Even though the stock market has rightly been called the triumph of the optimists, with bulls stomping bears over and over for one hundred years, stock market bears not only haven't gone away, but they generally have the most compelling arguments. Their points seem so damn plausible, level-headed, empirical, and reasonable, while bulls come across as starry-eyed idealists.
Let's consider some reasons why that might be:
- Things fail more often than they succeed. Pace availability heuristics, it is easier to think of examples of things failing than succeeding, so it gives bears more fodder.
- Bears have the past, and bulls have the future. Bears get to argue from data, while bulls argue from what might happen.

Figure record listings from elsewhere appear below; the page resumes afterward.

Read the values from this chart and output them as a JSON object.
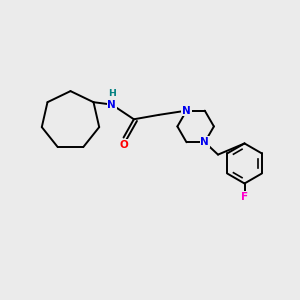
{
  "background_color": "#ebebeb",
  "atom_colors": {
    "C": "#000000",
    "N": "#0000ee",
    "O": "#ff0000",
    "F": "#ff00cc",
    "H": "#008080"
  },
  "bond_color": "#000000",
  "bond_width": 1.4,
  "font_size": 7.5
}
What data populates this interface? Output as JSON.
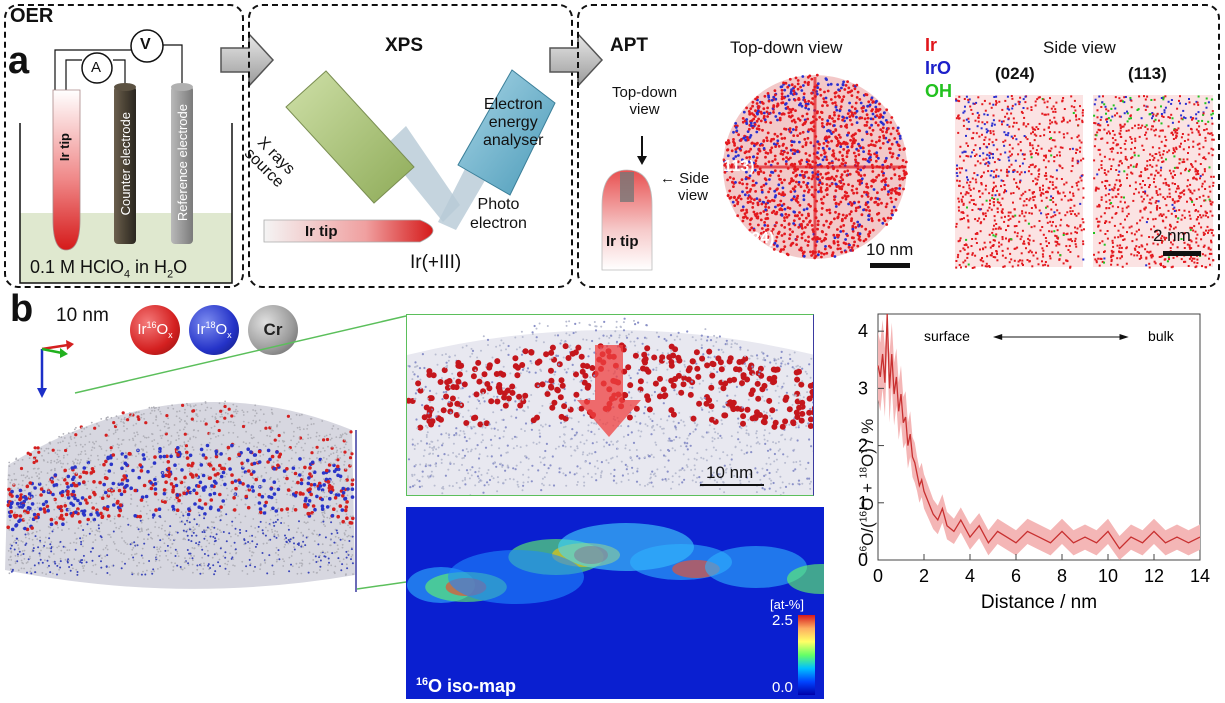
{
  "panel_a": {
    "oer": {
      "title": "OER",
      "letter": "a",
      "meter_v": "V",
      "meter_a": "A",
      "ir_tip": "Ir tip",
      "counter_electrode": "Counter electrode",
      "reference_electrode": "Reference electrode",
      "electrolyte": "0.1 M HClO",
      "electrolyte_sub": "4",
      "electrolyte_tail": " in H",
      "electrolyte_sub2": "2",
      "electrolyte_end": "O"
    },
    "xps": {
      "title": "XPS",
      "xray_line1": "X rays",
      "xray_line2": "source",
      "analyser_line1": "Electron",
      "analyser_line2": "energy",
      "analyser_line3": "analyser",
      "photo_line1": "Photo",
      "photo_line2": "electron",
      "ir_tip": "Ir tip",
      "oxidation": "Ir(+III)"
    },
    "apt": {
      "title": "APT",
      "topdown_line1": "Top-down",
      "topdown_line2": "view",
      "side_line1": "Side",
      "side_line2": "view",
      "ir_tip": "Ir tip",
      "topdown_title": "Top-down view",
      "label_113": "(113)",
      "label_024": "(024)",
      "scale_10nm": "10 nm",
      "legend": [
        {
          "label": "Ir",
          "color": "#e0151b"
        },
        {
          "label": "IrO",
          "color": "#1c1fc9"
        },
        {
          "label": "OH",
          "color": "#22c11f"
        }
      ],
      "side_title": "Side view",
      "side_024": "(024)",
      "side_113": "(113)",
      "scale_2nm": "2 nm"
    }
  },
  "panel_b": {
    "letter": "b",
    "scale_label": "10 nm",
    "spheres": [
      {
        "pre": "Ir",
        "sup": "16",
        "post": "O",
        "sub": "x",
        "color": "#d42020"
      },
      {
        "pre": "Ir",
        "sup": "18",
        "post": "O",
        "sub": "x",
        "color": "#2533c8"
      },
      {
        "pre": "Cr",
        "sup": "",
        "post": "",
        "sub": "",
        "color": "#8a8a8a"
      }
    ],
    "zoom_scale": "10 nm",
    "isomap": {
      "title_sup": "16",
      "title": "O iso-map",
      "colorbar_unit": "[at-%]",
      "colorbar_max": "2.5",
      "colorbar_min": "0.0"
    }
  },
  "chart_data": {
    "type": "line",
    "xlabel": "Distance / nm",
    "ylabel": "16O/(16O + 18O) / %",
    "xlim": [
      0,
      14
    ],
    "ylim": [
      0,
      4.3
    ],
    "xticks": [
      0,
      2,
      4,
      6,
      8,
      10,
      12,
      14
    ],
    "yticks": [
      0,
      1,
      2,
      3,
      4
    ],
    "annotation_left": "surface",
    "annotation_right": "bulk",
    "x": [
      0.0,
      0.1,
      0.2,
      0.3,
      0.4,
      0.5,
      0.6,
      0.7,
      0.8,
      0.9,
      1.0,
      1.1,
      1.2,
      1.3,
      1.4,
      1.5,
      1.6,
      1.7,
      1.8,
      1.9,
      2.0,
      2.2,
      2.4,
      2.6,
      2.8,
      3.0,
      3.3,
      3.6,
      4.0,
      4.4,
      4.8,
      5.2,
      5.6,
      6.0,
      6.5,
      7.0,
      7.5,
      8.0,
      8.5,
      9.0,
      9.5,
      10.0,
      10.5,
      11.0,
      11.5,
      12.0,
      12.5,
      13.0,
      13.5,
      14.0
    ],
    "values": [
      3.4,
      3.2,
      3.6,
      3.1,
      4.3,
      3.0,
      3.6,
      2.9,
      3.2,
      2.6,
      2.9,
      2.4,
      2.5,
      2.0,
      2.2,
      1.8,
      1.7,
      1.5,
      1.3,
      1.4,
      1.2,
      1.0,
      0.8,
      0.7,
      0.9,
      0.6,
      0.5,
      0.7,
      0.4,
      0.6,
      0.3,
      0.5,
      0.4,
      0.3,
      0.5,
      0.4,
      0.3,
      0.5,
      0.3,
      0.4,
      0.3,
      0.5,
      0.2,
      0.4,
      0.3,
      0.5,
      0.3,
      0.4,
      0.3,
      0.4
    ],
    "band_halfwidth": [
      0.6,
      0.6,
      0.6,
      0.6,
      0.6,
      0.6,
      0.55,
      0.55,
      0.5,
      0.5,
      0.5,
      0.45,
      0.45,
      0.4,
      0.4,
      0.35,
      0.35,
      0.3,
      0.3,
      0.3,
      0.3,
      0.28,
      0.26,
      0.25,
      0.25,
      0.24,
      0.22,
      0.22,
      0.22,
      0.22,
      0.22,
      0.22,
      0.22,
      0.22,
      0.22,
      0.22,
      0.22,
      0.22,
      0.22,
      0.22,
      0.22,
      0.22,
      0.22,
      0.22,
      0.22,
      0.22,
      0.22,
      0.22,
      0.22,
      0.22
    ],
    "line_color": "#c83030",
    "band_color": "#f4b6b6"
  }
}
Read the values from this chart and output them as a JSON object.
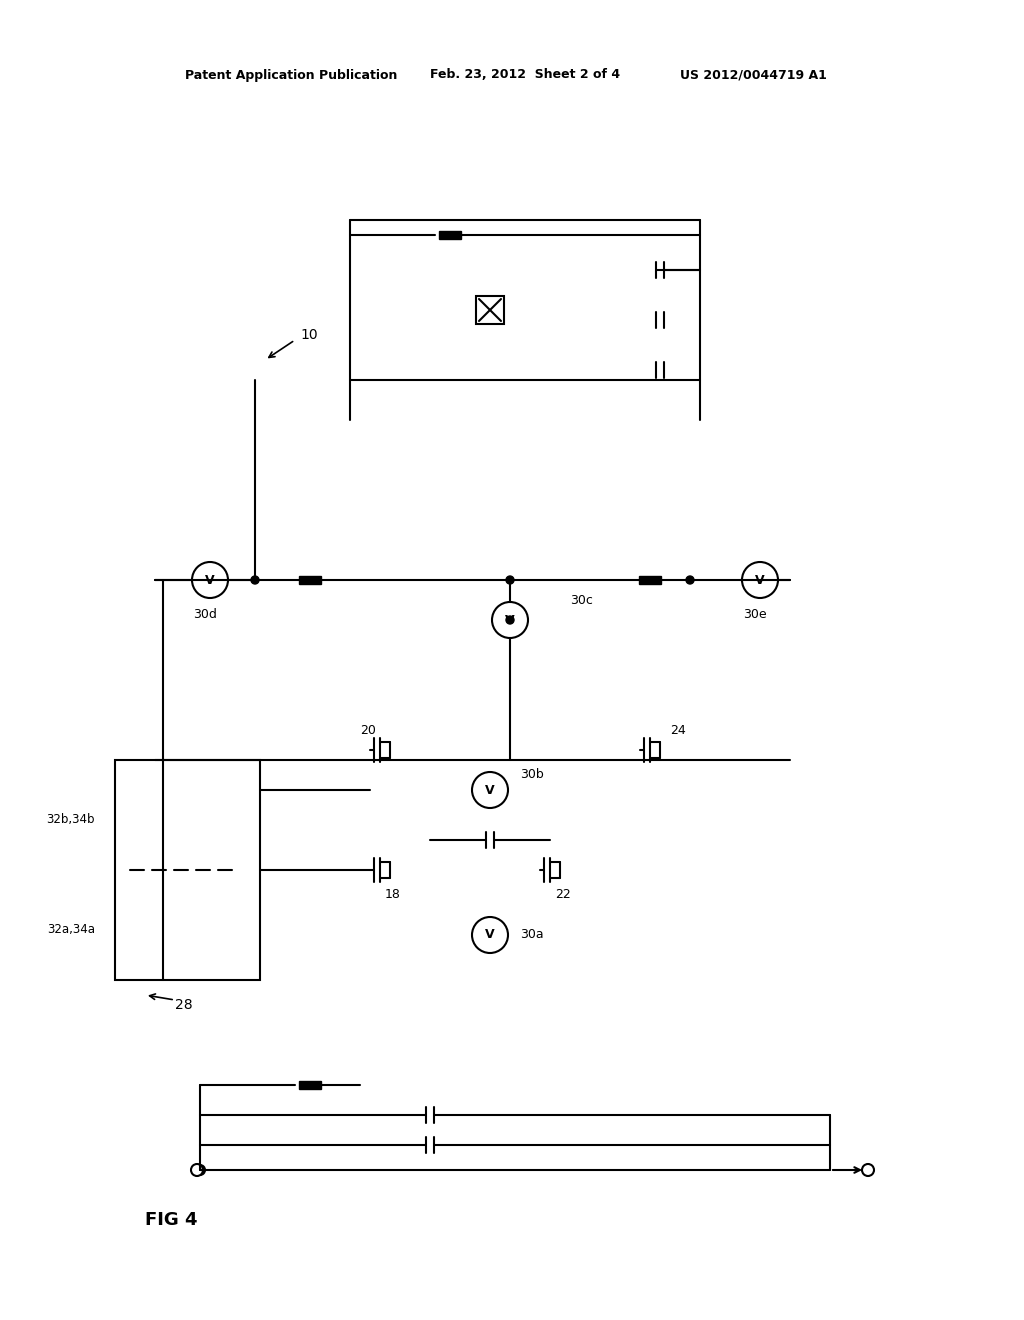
{
  "title": "FIG 4",
  "header_left": "Patent Application Publication",
  "header_mid": "Feb. 23, 2012  Sheet 2 of 4",
  "header_right": "US 2012/0044719 A1",
  "bg_color": "#ffffff",
  "line_color": "#000000",
  "label_10": "10",
  "label_28": "28",
  "label_18": "18",
  "label_20": "20",
  "label_22": "22",
  "label_24": "24",
  "label_30a": "30a",
  "label_30b": "30b",
  "label_30c": "30c",
  "label_30d": "30d",
  "label_30e": "30e",
  "label_32a34a": "32a,34a",
  "label_32b34b": "32b,34b"
}
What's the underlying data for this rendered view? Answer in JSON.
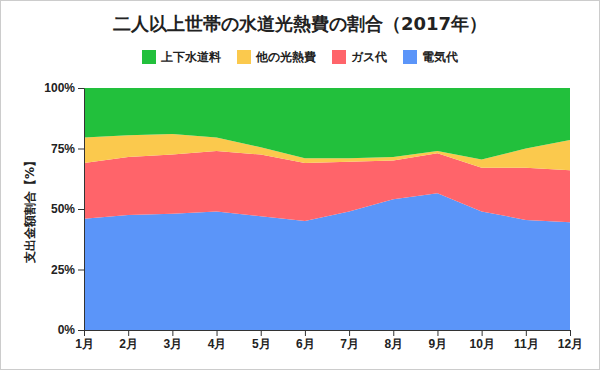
{
  "chart_data": {
    "type": "area",
    "stacked": true,
    "title": "二人以上世帯の水道光熱費の割合（2017年）",
    "y_label": "支出金額割合【%】",
    "categories": [
      "1月",
      "2月",
      "3月",
      "4月",
      "5月",
      "6月",
      "7月",
      "8月",
      "9月",
      "10月",
      "11月",
      "12月"
    ],
    "series": [
      {
        "name": "上下水道料",
        "color": "#22c03c",
        "values": [
          20.5,
          19.5,
          19,
          20.5,
          24.5,
          29,
          29,
          28.5,
          26,
          29.5,
          25,
          21.5
        ]
      },
      {
        "name": "他の光熱費",
        "color": "#fbc94d",
        "values": [
          10.5,
          9,
          8.5,
          5.5,
          3,
          2,
          1.5,
          1.5,
          1,
          3.5,
          8,
          12.5
        ]
      },
      {
        "name": "ガス代",
        "color": "#ff646a",
        "values": [
          23,
          24,
          24.5,
          25,
          25.5,
          24,
          20.5,
          16,
          16.5,
          18,
          21.5,
          21.5
        ]
      },
      {
        "name": "電気代",
        "color": "#5b95f9",
        "values": [
          46,
          47.5,
          48,
          49,
          47,
          45,
          49,
          54,
          56.5,
          49,
          45.5,
          44.5
        ]
      }
    ],
    "ylim": [
      0,
      100
    ],
    "yticks": [
      {
        "value": 0,
        "label": "0%"
      },
      {
        "value": 25,
        "label": "25%"
      },
      {
        "value": 50,
        "label": "50%"
      },
      {
        "value": 75,
        "label": "75%"
      },
      {
        "value": 100,
        "label": "100%"
      }
    ],
    "legend": "top",
    "grid": false
  }
}
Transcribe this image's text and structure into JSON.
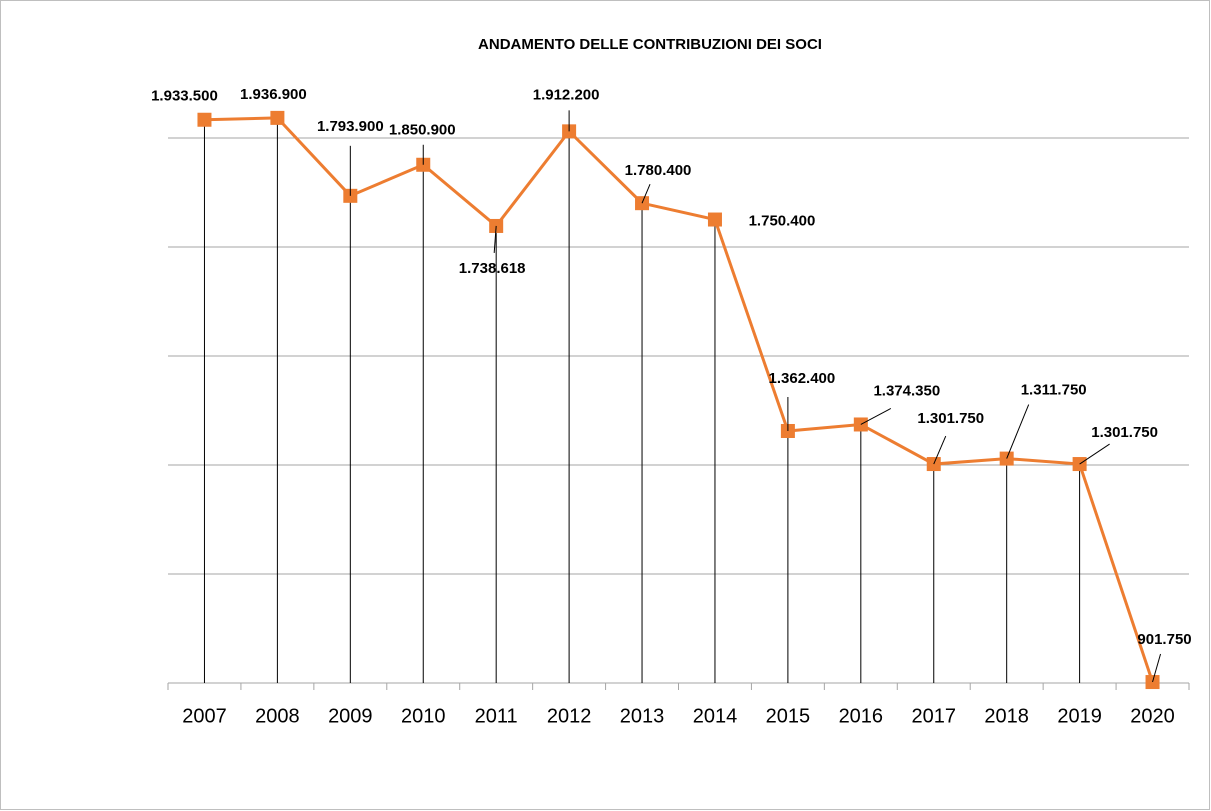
{
  "chart_data": {
    "type": "line",
    "title": "ANDAMENTO DELLE CONTRIBUZIONI DEI SOCI",
    "categories": [
      "2007",
      "2008",
      "2009",
      "2010",
      "2011",
      "2012",
      "2013",
      "2014",
      "2015",
      "2016",
      "2017",
      "2018",
      "2019",
      "2020"
    ],
    "values": [
      1933500,
      1936900,
      1793900,
      1850900,
      1738618,
      1912200,
      1780400,
      1750400,
      1362400,
      1374350,
      1301750,
      1311750,
      1301750,
      901750
    ],
    "value_labels": [
      "1.933.500",
      "1.936.900",
      "1.793.900",
      "1.850.900",
      "1.738.618",
      "1.912.200",
      "1.780.400",
      "1.750.400",
      "1.362.400",
      "1.374.350",
      "1.301.750",
      "1.311.750",
      "1.301.750",
      "901.750"
    ],
    "color": "#ed7d31",
    "ylim": [
      900000,
      2000000
    ],
    "yticks": [
      900000,
      1100000,
      1300000,
      1500000,
      1700000,
      1900000
    ],
    "grid": true
  }
}
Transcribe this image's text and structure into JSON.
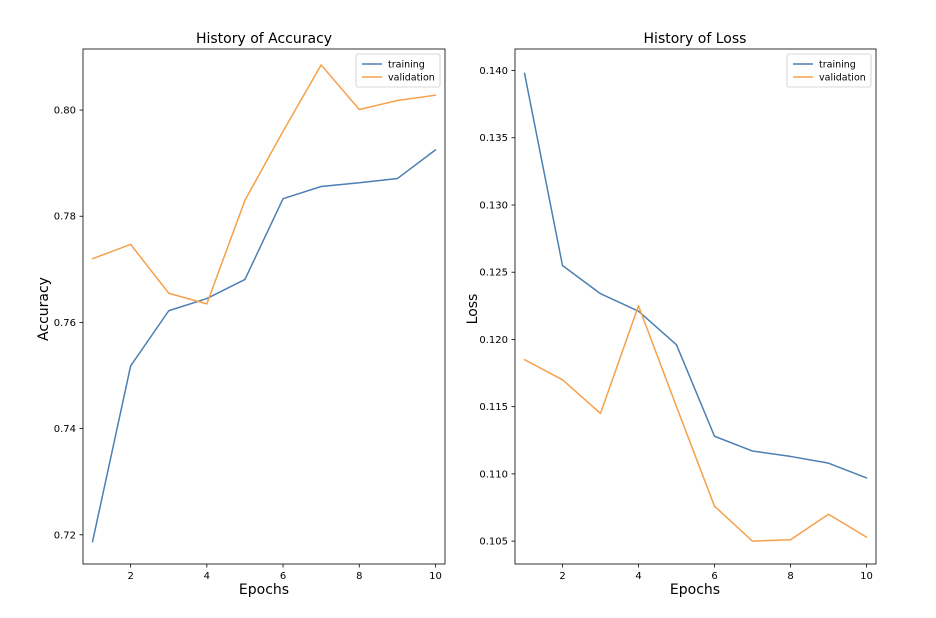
{
  "chart_data": [
    {
      "type": "line",
      "title": "History of Accuracy",
      "xlabel": "Epochs",
      "ylabel": "Accuracy",
      "x": [
        1,
        2,
        3,
        4,
        5,
        6,
        7,
        8,
        9,
        10
      ],
      "xlim": [
        0.75,
        10.25
      ],
      "ylim": [
        0.7145,
        0.8115
      ],
      "xticks": [
        2,
        4,
        6,
        8,
        10
      ],
      "xtick_labels": [
        "2",
        "4",
        "6",
        "8",
        "10"
      ],
      "yticks": [
        0.72,
        0.74,
        0.76,
        0.78,
        0.8
      ],
      "ytick_labels": [
        "0.72",
        "0.74",
        "0.76",
        "0.78",
        "0.80"
      ],
      "grid": false,
      "legend_position": "top-right",
      "series": [
        {
          "name": "training",
          "color": "#4c7fb3",
          "values": [
            0.7187,
            0.7518,
            0.7622,
            0.7645,
            0.7681,
            0.7833,
            0.7856,
            0.7863,
            0.7871,
            0.7925
          ]
        },
        {
          "name": "validation",
          "color": "#f5a04b",
          "values": [
            0.772,
            0.7747,
            0.7655,
            0.7635,
            0.783,
            0.796,
            0.8085,
            0.8001,
            0.8018,
            0.8028
          ]
        }
      ]
    },
    {
      "type": "line",
      "title": "History of Loss",
      "xlabel": "Epochs",
      "ylabel": "Loss",
      "x": [
        1,
        2,
        3,
        4,
        5,
        6,
        7,
        8,
        9,
        10
      ],
      "xlim": [
        0.75,
        10.25
      ],
      "ylim": [
        0.1033,
        0.1416
      ],
      "xticks": [
        2,
        4,
        6,
        8,
        10
      ],
      "xtick_labels": [
        "2",
        "4",
        "6",
        "8",
        "10"
      ],
      "yticks": [
        0.105,
        0.11,
        0.115,
        0.12,
        0.125,
        0.13,
        0.135,
        0.14
      ],
      "ytick_labels": [
        "0.105",
        "0.110",
        "0.115",
        "0.120",
        "0.125",
        "0.130",
        "0.135",
        "0.140"
      ],
      "grid": false,
      "legend_position": "top-right",
      "series": [
        {
          "name": "training",
          "color": "#4c7fb3",
          "values": [
            0.1398,
            0.1255,
            0.1234,
            0.1221,
            0.1196,
            0.1128,
            0.1117,
            0.1113,
            0.1108,
            0.1097
          ]
        },
        {
          "name": "validation",
          "color": "#f5a04b",
          "values": [
            0.1185,
            0.117,
            0.1145,
            0.1225,
            0.115,
            0.1076,
            0.105,
            0.1051,
            0.107,
            0.1053
          ]
        }
      ]
    }
  ]
}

- Apocalypse is seductive. There is something about the thought of imminent mass ruin that really gets people's attention, as has happened with the overdone coverage (hello, Matt Drudge!) of the current credit problems in the market.
- There is a Puritanical urge in America wherein people want to believe they (or better yet, their neighbors) will be punished for their prior success, etc., so it stands to reason that stocks will punish people after they make them a lot of money.
- Bears have been generally wrong for so long that they have to know how to tell better stories.
Feel free to add more. You too, Barry.
[Update] A few people (in email etc.) are missing the point, in part. Essentially I'm arguing that bears have influence disproportionate to their accuracy, and I want to noodle why that might be.